Per individuare un sito in Italia dove questo deposito possa comportare i minori rischi possibili, il decreto legislativo 31 del 2010 prevedeva una procedura di selezione sulla base di criteri di esclusione fissati dalle Autorità di controllo nazionali ed internazionali, e sulla base di questa normativa Sogin ha definito, attraverso la stesura della CNAPI, 67 aree ritenute “potenzialmente idonee” sulle quali erano state presentate le osservazioni di Legambiente, dei cittadini e dei vari enti locali nel corso di un lungo, seppur tortuoso, percorso partecipativo. Al termine di questa fase di ascolto e di osservazioni, è stata definita quindi la CNAI, in cui sono rimaste 51 aree ritenute idonee per ospitare il deposito unico nazionale. Dalla data di pubblicazione della CNAI, sono partiti infine 30 giorni per permettere ai Comuni con aree dichiarate “idonee” di autocandidarsi per la realizzazione del deposito.

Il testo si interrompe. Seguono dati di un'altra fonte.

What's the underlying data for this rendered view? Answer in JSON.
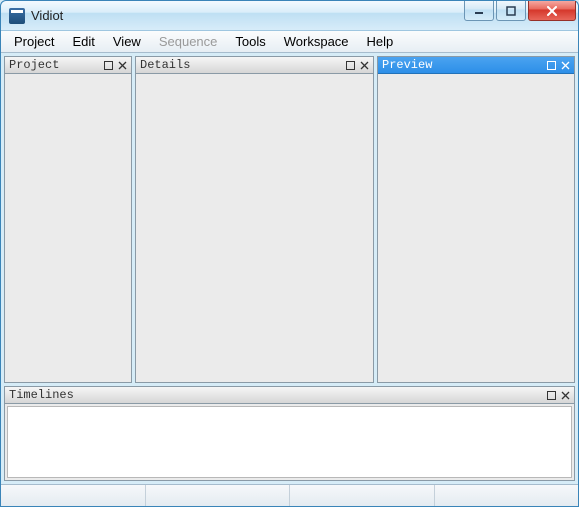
{
  "window": {
    "title": "Vidiot"
  },
  "menu": {
    "items": [
      {
        "label": "Project",
        "enabled": true
      },
      {
        "label": "Edit",
        "enabled": true
      },
      {
        "label": "View",
        "enabled": true
      },
      {
        "label": "Sequence",
        "enabled": false
      },
      {
        "label": "Tools",
        "enabled": true
      },
      {
        "label": "Workspace",
        "enabled": true
      },
      {
        "label": "Help",
        "enabled": true
      }
    ]
  },
  "panels": {
    "project": {
      "title": "Project",
      "active": false
    },
    "details": {
      "title": "Details",
      "active": false
    },
    "preview": {
      "title": "Preview",
      "active": true
    },
    "timelines": {
      "title": "Timelines",
      "active": false
    }
  }
}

Legambiente Sardegna è fortemente critica riguardo la procedura seguita per l’identificazione delle aree idonee dell’Isola, a causa della superficialità dell’analisi svolta nell’identificazione che ha portato a una mancata valutazione o a una valutazione non corretta di importanti elementi di esclusione indicati da ISPRA.
Gli strumenti utilizzati per rilevare la pericolosità idraulica e geomorfologica considerano al massimo un tempo di ritorno di 500 anni. Il tempo di esercizio della struttura è previsto in 300 anni, questo vuol dire che un evento di quel tipo ha la probabilità del 60% di accadere nell’arco del periodo di esercizio del deposito. Perciò l’analisi della pericolosità idraulica e geomorfologica dovrebbe essere fatta analizzando tempi di ritorno molto superiori, in modo da considerare anche eventi che abbiano una probabilità molto più remota di accadere. Non risulta sia stata svolta una analisi dei suddetti siti sotto l’aspetto della franosità.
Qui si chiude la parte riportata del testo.